The same simplified consideration can be applied to guess the trend of W as a function of the setpoint force. The maximum force directly affects the area of interaction between the cells. To have an approximation, we can use the Hertz contact mechanics theory [30] that gives an estimate for the area between the surfaces:

$$A=\pi a^2=\pi R {\delta }_0$$

where a is the contact radius, R the effective radius of the cells, δ₀ the indentation corresponding to the maximum force. The same theory connects this indentation to the force F₀:

$$F_0\propto {\delta }^{3/2} \to {\delta }_{0 }\propto F_0{}^{2/3}$$

and this suggests that the area should be proportional to:

$$A\propto F_0{}^{2/3}$$

and so the adhesion work W. In Figure 4b we present the best fit of W(F₀) with this power law.

Interestingly, the extraction work appears to be influenced by the approach speed as well (see Figure 2b). In particular, W slowly decays with the speed v_a, indicating that the number of established bonds is lower for higher speed. In fact, the time the two cells remain in contact is inversely proportional to the approach speed, as the final (hold) position is the same for all configurations.
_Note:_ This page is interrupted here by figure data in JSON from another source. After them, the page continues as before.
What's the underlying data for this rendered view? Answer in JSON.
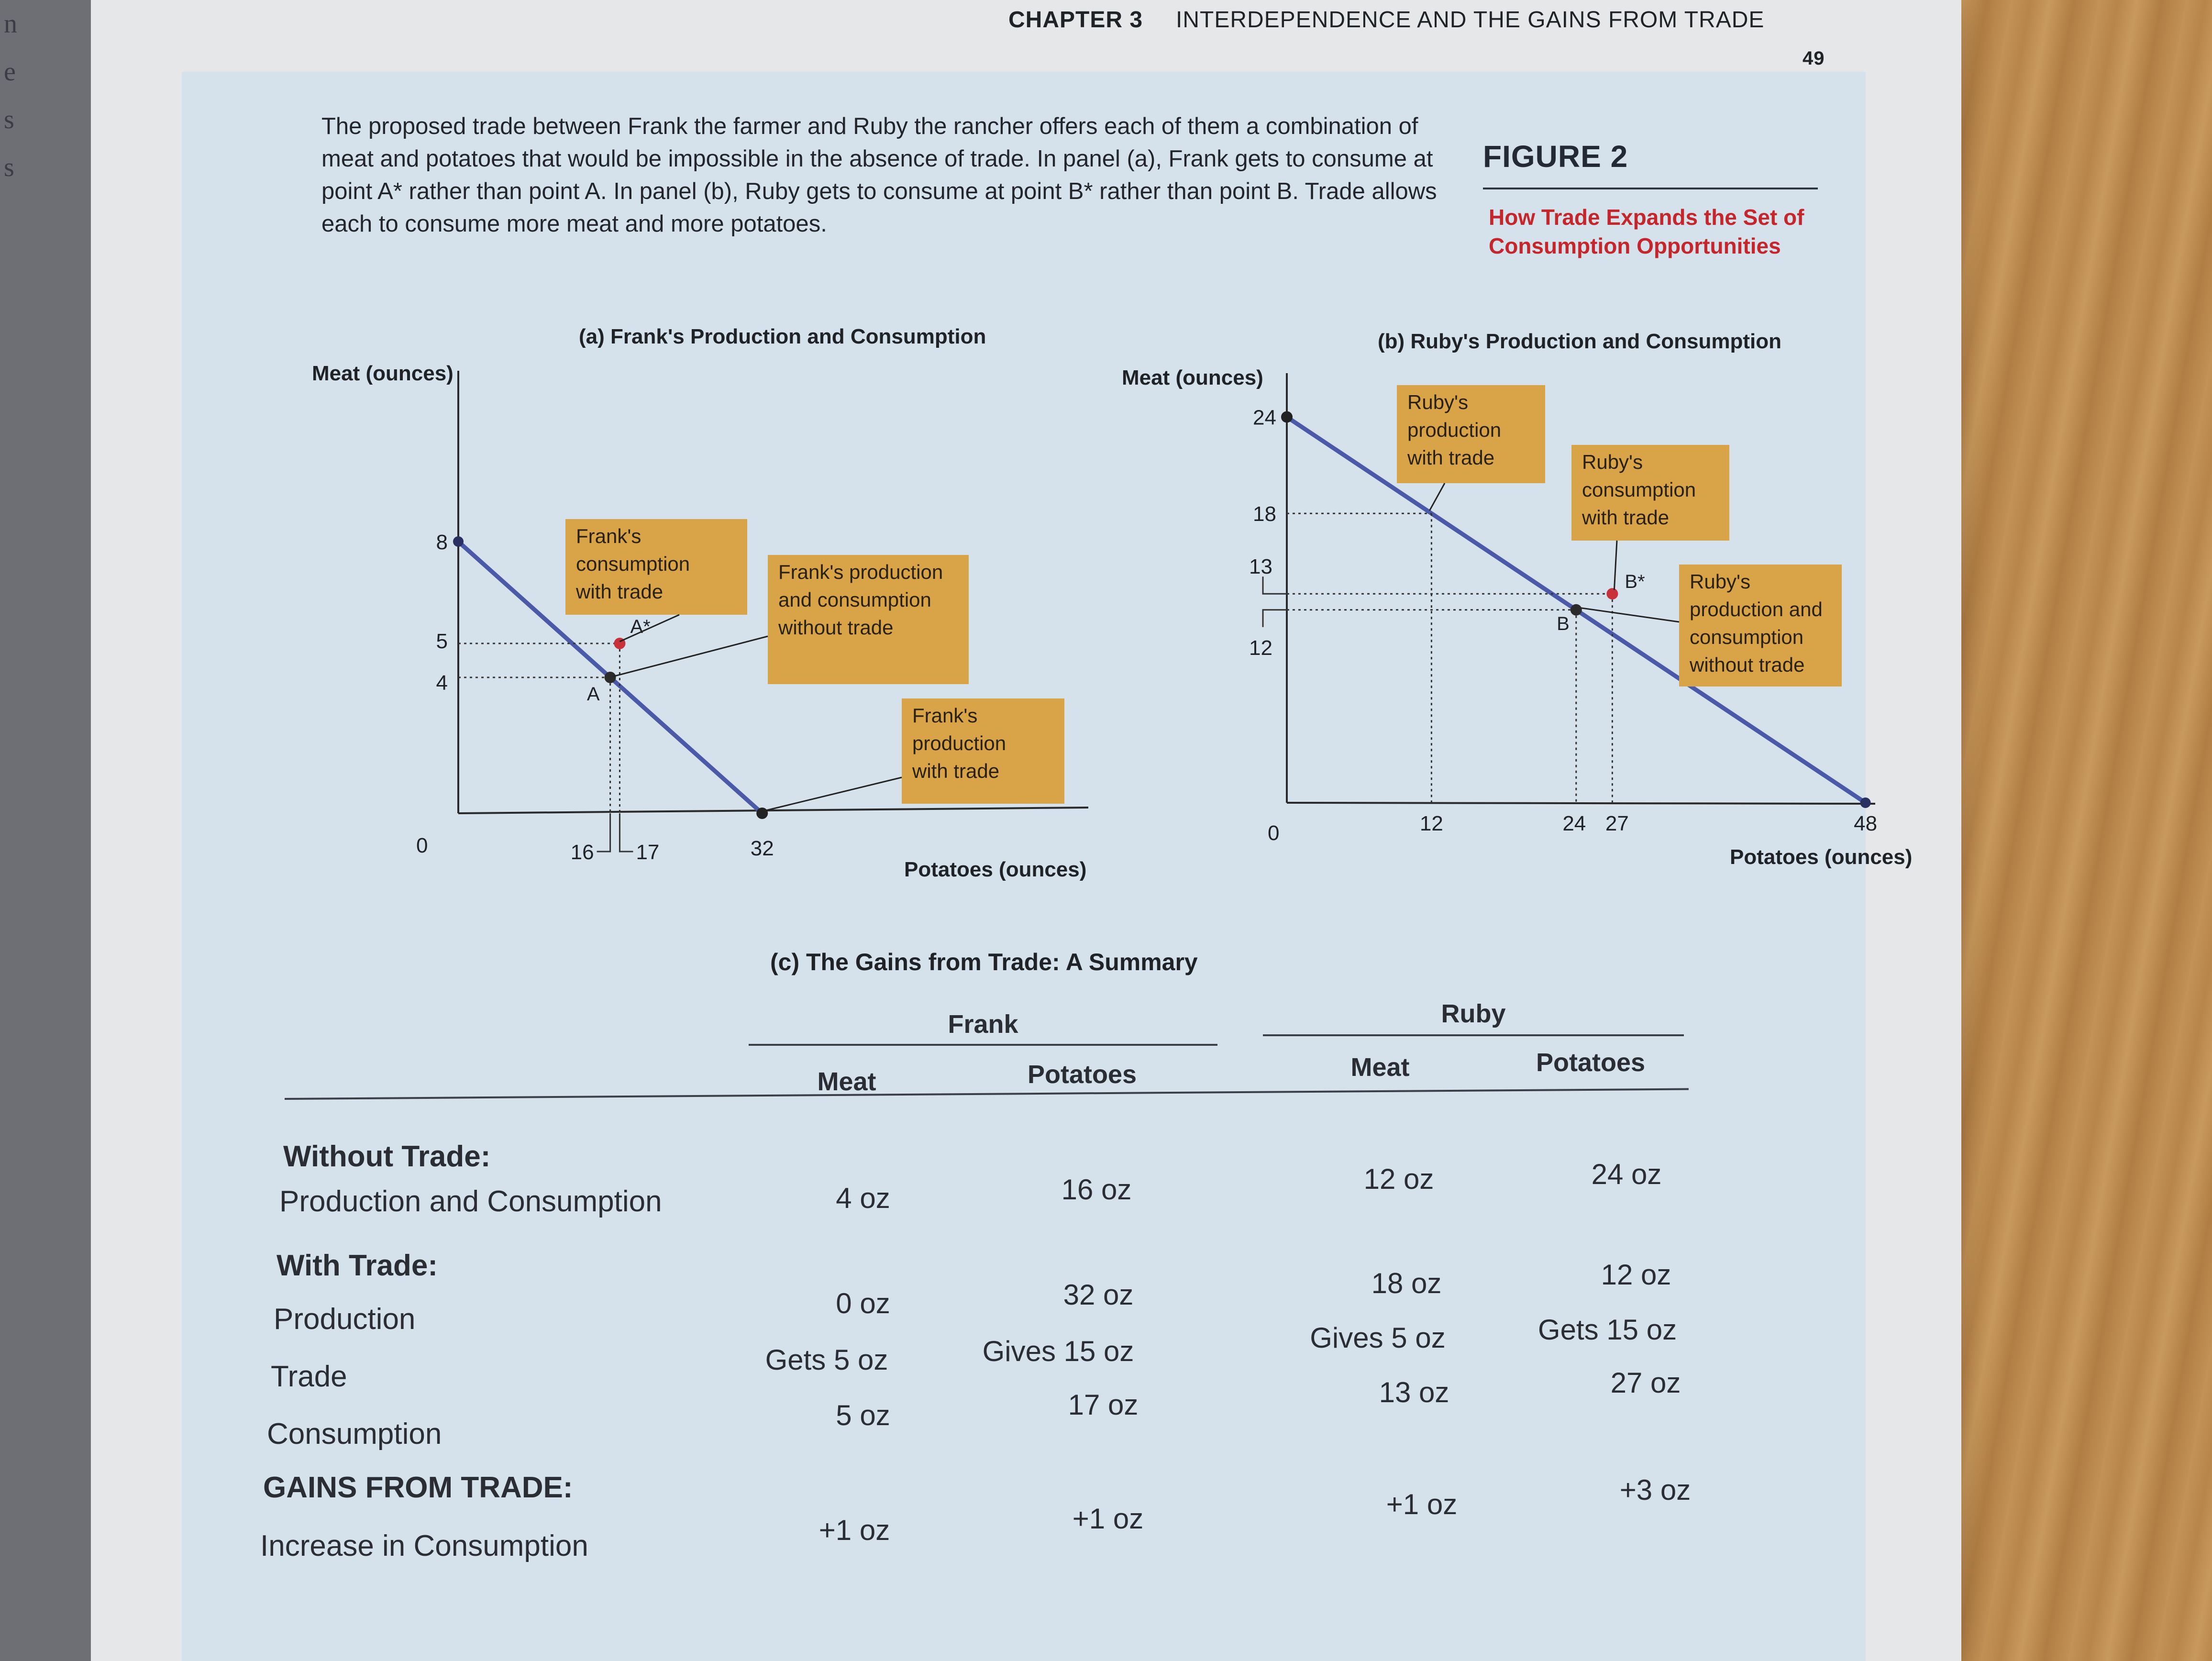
{
  "header": {
    "chapter_label": "CHAPTER 3",
    "chapter_title": "INTERDEPENDENCE AND THE GAINS FROM TRADE",
    "page_number": "49"
  },
  "caption": "The proposed trade between Frank the farmer and Ruby the rancher offers each of them a combination of meat and potatoes that would be impossible in the absence of trade. In panel (a), Frank gets to consume at point A* rather than point A. In panel (b), Ruby gets to consume at point B* rather than point B. Trade allows each to consume more meat and more potatoes.",
  "figure": {
    "label": "FIGURE 2",
    "title": "How Trade Expands the Set of Consumption Opportunities"
  },
  "chart_data": [
    {
      "type": "line",
      "title": "(a) Frank's Production and Consumption",
      "xlabel": "Potatoes (ounces)",
      "ylabel": "Meat (ounces)",
      "origin_label": "0",
      "x_ticks": [
        16,
        17,
        32
      ],
      "y_ticks": [
        4,
        5,
        8
      ],
      "tick_labels": {
        "x16": "16",
        "x17": "17",
        "x32": "32",
        "y4": "4",
        "y5": "5",
        "y8": "8"
      },
      "xlim": [
        0,
        48
      ],
      "ylim": [
        0,
        12
      ],
      "series": [
        {
          "points": [
            {
              "x": 0,
              "y": 8
            },
            {
              "x": 32,
              "y": 0
            }
          ],
          "color": "#4a5aa8"
        }
      ],
      "points": [
        {
          "label": "A",
          "x": 16,
          "y": 4,
          "color": "#2b2b2b"
        },
        {
          "label": "A*",
          "x": 17,
          "y": 5,
          "color": "#c8313a"
        }
      ],
      "annotations": [
        {
          "text": [
            "Frank's",
            "consumption",
            "with trade"
          ]
        },
        {
          "text": [
            "Frank's production",
            "and consumption",
            "without trade"
          ]
        },
        {
          "text": [
            "Frank's",
            "production",
            "with trade"
          ]
        }
      ]
    },
    {
      "type": "line",
      "title": "(b) Ruby's Production and Consumption",
      "xlabel": "Potatoes (ounces)",
      "ylabel": "Meat (ounces)",
      "origin_label": "0",
      "x_ticks": [
        12,
        24,
        27,
        48
      ],
      "y_ticks": [
        12,
        13,
        18,
        24
      ],
      "tick_labels": {
        "x12": "12",
        "x24": "24",
        "x27": "27",
        "x48": "48",
        "y12": "12",
        "y13": "13",
        "y18": "18",
        "y24": "24"
      },
      "xlim": [
        0,
        48
      ],
      "ylim": [
        0,
        24
      ],
      "series": [
        {
          "points": [
            {
              "x": 0,
              "y": 24
            },
            {
              "x": 48,
              "y": 0
            }
          ],
          "color": "#4a5aa8"
        }
      ],
      "points": [
        {
          "label": "B",
          "x": 24,
          "y": 12,
          "color": "#2b2b2b"
        },
        {
          "label": "B*",
          "x": 27,
          "y": 13,
          "color": "#c8313a"
        }
      ],
      "annotations": [
        {
          "text": [
            "Ruby's",
            "production",
            "with trade"
          ]
        },
        {
          "text": [
            "Ruby's",
            "consumption",
            "with trade"
          ]
        },
        {
          "text": [
            "Ruby's",
            "production and",
            "consumption",
            "without trade"
          ]
        }
      ]
    }
  ],
  "summary": {
    "title": "(c) The Gains from Trade: A Summary",
    "frank": "Frank",
    "ruby": "Ruby",
    "cols": [
      "Meat",
      "Potatoes",
      "Meat",
      "Potatoes"
    ],
    "without_trade": "Without Trade:",
    "with_trade": "With Trade:",
    "gains": "GAINS FROM TRADE:",
    "rows": [
      {
        "label": "Production and Consumption",
        "values": [
          "4 oz",
          "16 oz",
          "12 oz",
          "24 oz"
        ]
      },
      {
        "label": "Production",
        "values": [
          "0 oz",
          "32 oz",
          "18 oz",
          "12 oz"
        ]
      },
      {
        "label": "Trade",
        "values": [
          "Gets 5 oz",
          "Gives 15 oz",
          "Gives 5 oz",
          "Gets 15 oz"
        ]
      },
      {
        "label": "Consumption",
        "values": [
          "5 oz",
          "17 oz",
          "13 oz",
          "27 oz"
        ]
      },
      {
        "label": "Increase in Consumption",
        "values": [
          "+1 oz",
          "+1 oz",
          "+1 oz",
          "+3 oz"
        ]
      }
    ]
  },
  "colors": {
    "panel": "#d5e1eb",
    "note_box": "#d9a348",
    "frontier": "#4a5aa8",
    "after_point": "#c8313a",
    "figure_title": "#c4262b"
  }
}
This behaviour is directly fitted to the data in Figure 4c, where an additional coefficient accounts for constant contributions in addition to the variable one.
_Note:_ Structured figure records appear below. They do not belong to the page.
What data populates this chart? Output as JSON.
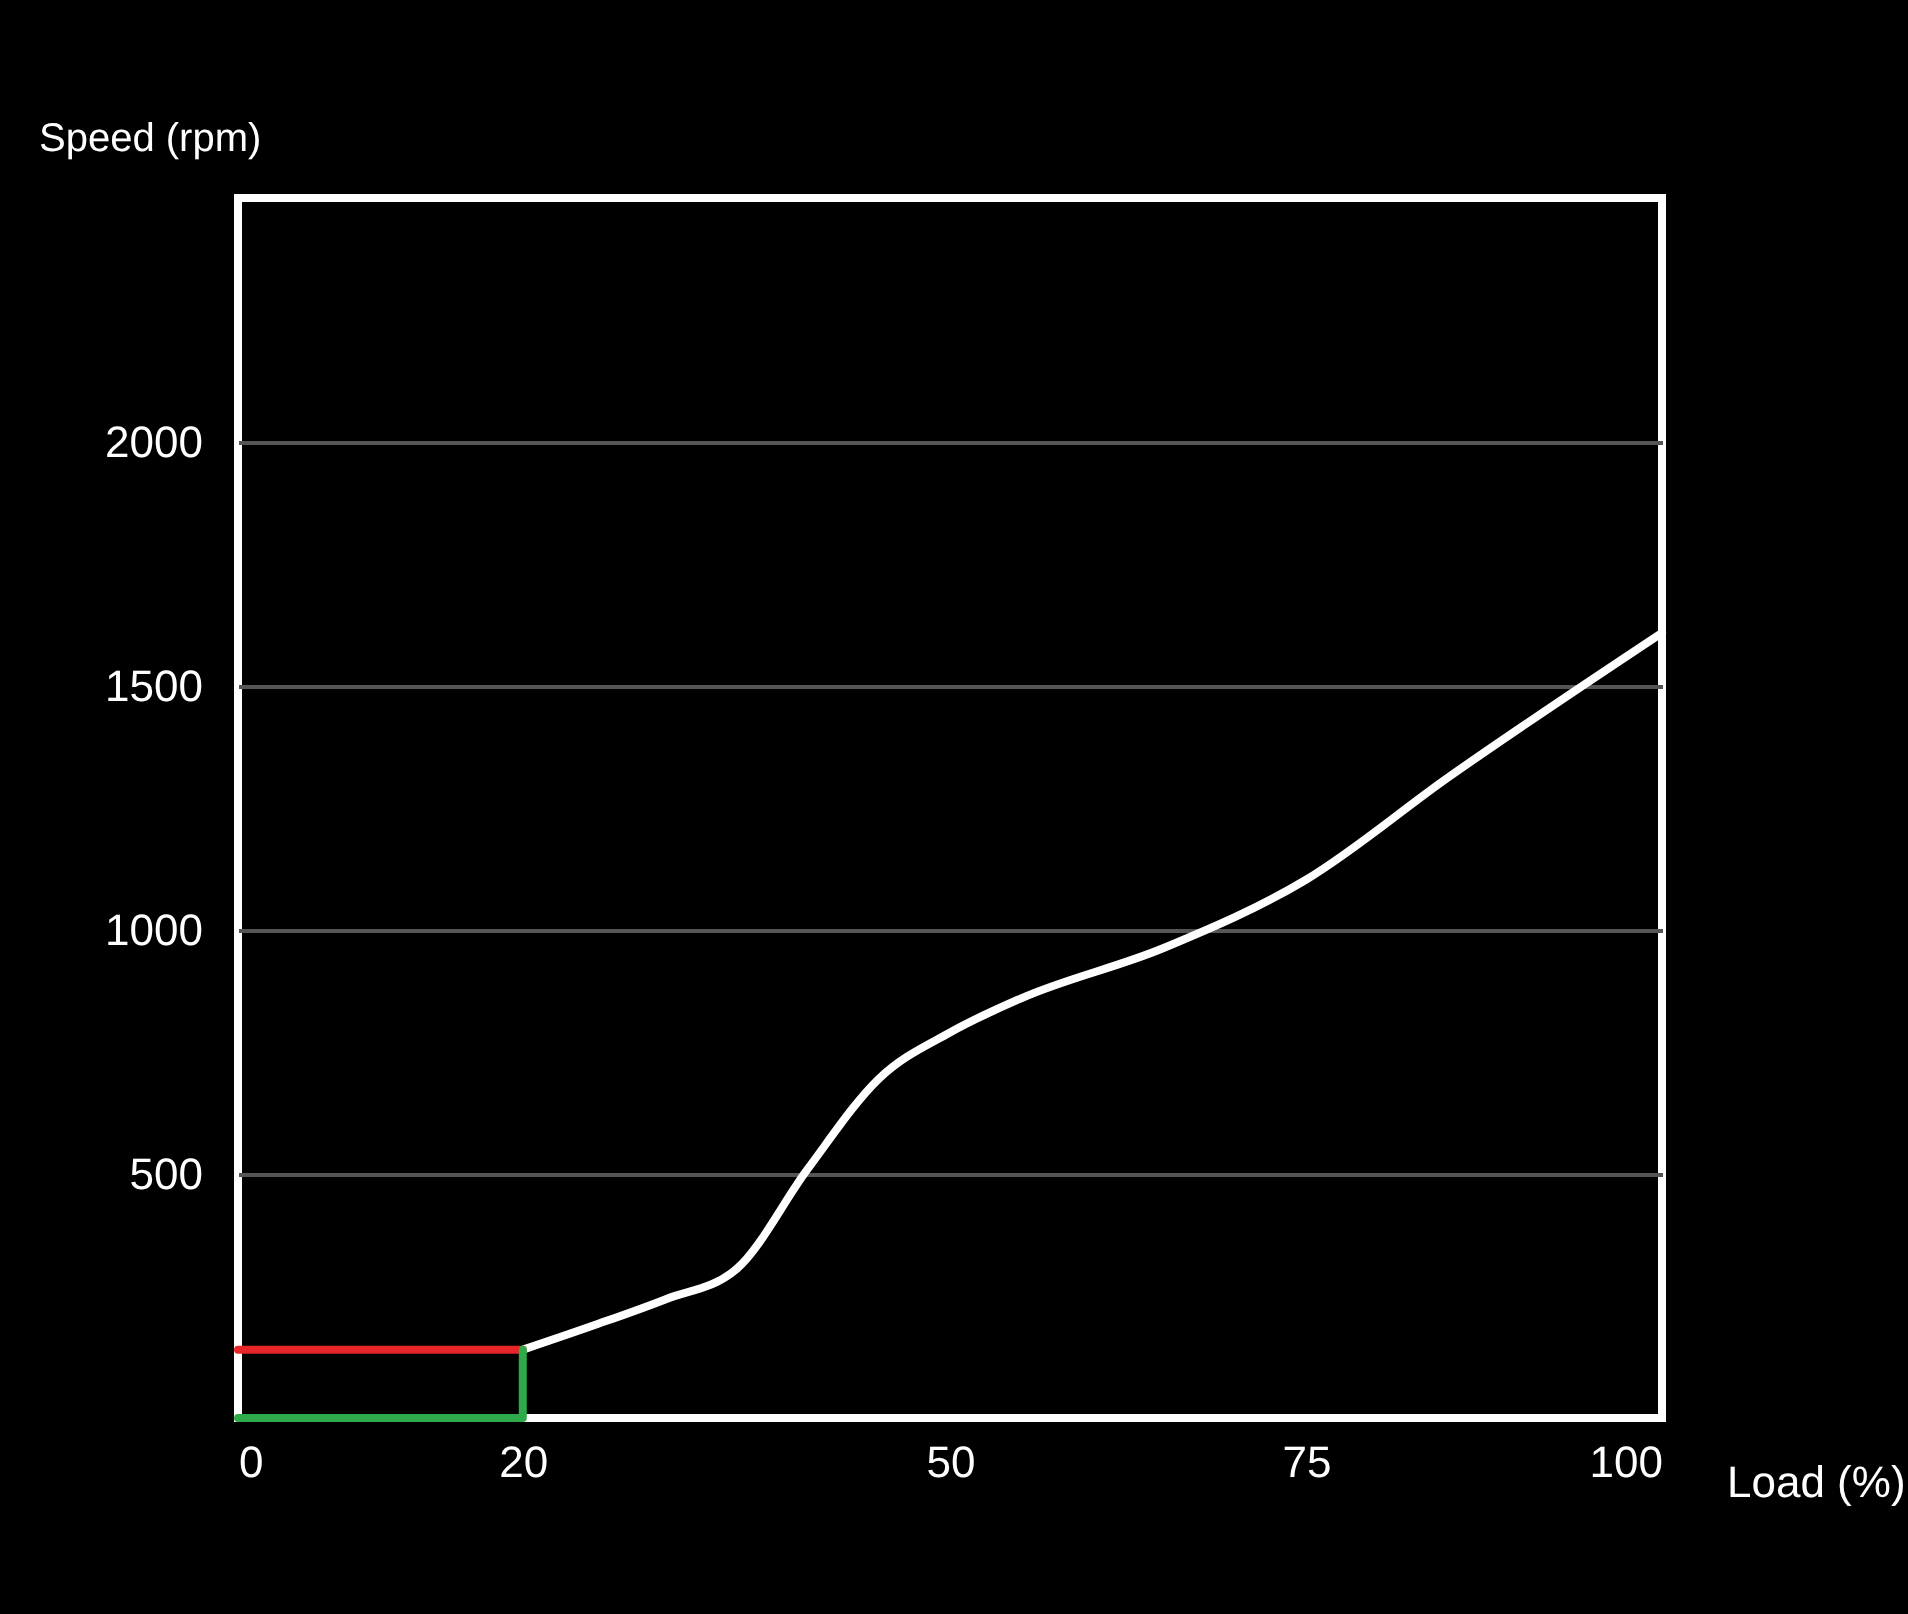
{
  "chart_data": {
    "type": "line",
    "xlabel": "Load (%)",
    "ylabel": "Speed (rpm)",
    "xlim": [
      0,
      100
    ],
    "xticks": [
      0,
      20,
      50,
      75,
      100
    ],
    "ylim": [
      0,
      2500
    ],
    "yticks": [
      500,
      1000,
      1500,
      2000
    ],
    "grid": "y",
    "line_style": "solid",
    "series": [
      {
        "color": "#ffffff",
        "x": [
          20,
          25,
          30,
          35,
          40,
          45,
          50,
          55,
          65,
          75,
          85,
          100
        ],
        "values": [
          140,
          190,
          243,
          305,
          510,
          695,
          790,
          860,
          963,
          1103,
          1313,
          1609
        ]
      },
      {
        "color": "#e8262a",
        "x": [
          0,
          20
        ],
        "values": [
          140,
          140
        ]
      },
      {
        "color": "#2eaa4a",
        "x": [
          0,
          20,
          20
        ],
        "values": [
          0,
          0,
          140
        ]
      }
    ]
  }
}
To understand the different values of extraction work measured as a function of the retract speed, the number of bonds cannot be the dominating factor, as this is expected to be the same for all conditions. Instead, the origin of the different values has to be found in the dynamical response of the cell–cell complex. While being pulled, this structure will present two main contributions. The first is a proper viscous drag, associated to the nature of the cell, which is expected to be linearly proportional to the pulling speed v_r. While this effect dominates at higher speed, the second mechanism contributes to deviate the curve from the simple linear drag for low speeds. In fact, the two cells are connected by soft bonds, whose resistance is expected to follow a kinetic activation mechanism, which results in a logarithmic dependence on the speed [31]. Putting these two terms together, it is possible to fit the experimental data well with only two parameters (see Figure 4d).
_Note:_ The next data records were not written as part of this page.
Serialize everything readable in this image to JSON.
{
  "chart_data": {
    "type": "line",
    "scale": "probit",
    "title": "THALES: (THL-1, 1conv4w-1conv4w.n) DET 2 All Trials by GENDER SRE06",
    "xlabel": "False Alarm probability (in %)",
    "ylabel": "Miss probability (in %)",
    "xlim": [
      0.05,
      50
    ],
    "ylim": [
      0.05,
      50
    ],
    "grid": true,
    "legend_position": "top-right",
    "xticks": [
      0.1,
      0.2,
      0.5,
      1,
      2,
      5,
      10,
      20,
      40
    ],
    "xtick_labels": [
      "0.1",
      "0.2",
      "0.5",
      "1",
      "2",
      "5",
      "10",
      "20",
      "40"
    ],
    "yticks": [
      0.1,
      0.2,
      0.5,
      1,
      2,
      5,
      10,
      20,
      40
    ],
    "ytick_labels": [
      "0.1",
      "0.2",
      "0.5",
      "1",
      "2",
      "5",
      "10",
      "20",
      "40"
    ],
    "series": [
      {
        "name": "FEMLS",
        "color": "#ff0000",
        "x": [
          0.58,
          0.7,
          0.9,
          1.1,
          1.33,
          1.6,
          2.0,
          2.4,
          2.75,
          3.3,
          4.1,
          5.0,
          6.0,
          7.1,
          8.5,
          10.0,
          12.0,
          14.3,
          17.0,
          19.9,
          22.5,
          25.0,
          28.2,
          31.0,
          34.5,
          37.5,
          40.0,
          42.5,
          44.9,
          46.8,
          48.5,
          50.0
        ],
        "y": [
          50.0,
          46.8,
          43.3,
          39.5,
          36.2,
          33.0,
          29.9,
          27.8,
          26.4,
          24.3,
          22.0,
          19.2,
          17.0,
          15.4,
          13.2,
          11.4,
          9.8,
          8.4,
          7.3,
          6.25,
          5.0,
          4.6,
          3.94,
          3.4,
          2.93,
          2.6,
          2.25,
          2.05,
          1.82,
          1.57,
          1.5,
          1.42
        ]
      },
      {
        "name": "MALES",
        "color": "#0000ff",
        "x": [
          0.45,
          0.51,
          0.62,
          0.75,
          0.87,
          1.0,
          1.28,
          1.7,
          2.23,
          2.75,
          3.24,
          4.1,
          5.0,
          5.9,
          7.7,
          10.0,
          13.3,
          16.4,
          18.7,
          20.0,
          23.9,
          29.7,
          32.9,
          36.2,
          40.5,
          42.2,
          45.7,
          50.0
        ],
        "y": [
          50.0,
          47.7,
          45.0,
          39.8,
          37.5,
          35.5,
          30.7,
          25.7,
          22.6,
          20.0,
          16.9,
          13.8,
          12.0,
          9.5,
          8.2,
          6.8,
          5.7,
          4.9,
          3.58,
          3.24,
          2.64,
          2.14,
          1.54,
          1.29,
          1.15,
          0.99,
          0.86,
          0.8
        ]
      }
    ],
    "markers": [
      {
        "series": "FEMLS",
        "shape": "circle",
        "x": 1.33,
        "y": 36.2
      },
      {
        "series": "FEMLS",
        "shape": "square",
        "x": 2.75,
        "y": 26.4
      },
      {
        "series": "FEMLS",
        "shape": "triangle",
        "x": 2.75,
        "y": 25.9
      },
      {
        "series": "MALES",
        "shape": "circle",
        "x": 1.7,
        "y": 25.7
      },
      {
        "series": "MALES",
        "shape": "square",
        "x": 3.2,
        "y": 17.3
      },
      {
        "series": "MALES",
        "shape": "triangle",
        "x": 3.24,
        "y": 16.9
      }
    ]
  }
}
Moreover, the difference between delay modes has been compared and the results are reported in Figure 3. This experiment introduces a different aspect to the analysis, related to the active nature of the adhesion process. Cells are exquisitely mechanosensitive; they are able to feel the external force [32,33] and react by rearranging their shape and reducing the stress. This mechanism cannot be simply described in terms of physical components, but it should include the biological mechanism of mechanosensing, and its main molecular players [34]. Nevertheless, it is crucial to control the contact mode to obtain reliable results in CCFS, as demonstrated in Figure 3.

5. Conclusions

This work shows how the choice of the experimental conditions can influence the results derived from CCFS experiments. The specific shape of the CCFS curve depends on a plethora of events associated with the nanoscale interaction between the cells, convolving physical and biological contributions such as the roughness of the membrane, the activation of specific receptors on the surface, or the presence or invaginations and water pockets within the adhesion surface. Although it is not trivial to deconvolve the contribution of any single component contributing to the inherent complexity of the physical contact between the two living cells, we demonstrated that a first-order understanding of the trends observed at different conditions can be deduced by simple theoretical considerations, where the main parameter is the number of bonds being formed between the cells during the contact phase.

Furthermore, this work also suggests that the choice of experimental conditions that are generally not considered, such as the approach speed and the delay mode, can bring significantly, and in some cases unexpected, variations in the results. The hints suggested by our work represent a step forward towards the definition of the best experimental practices.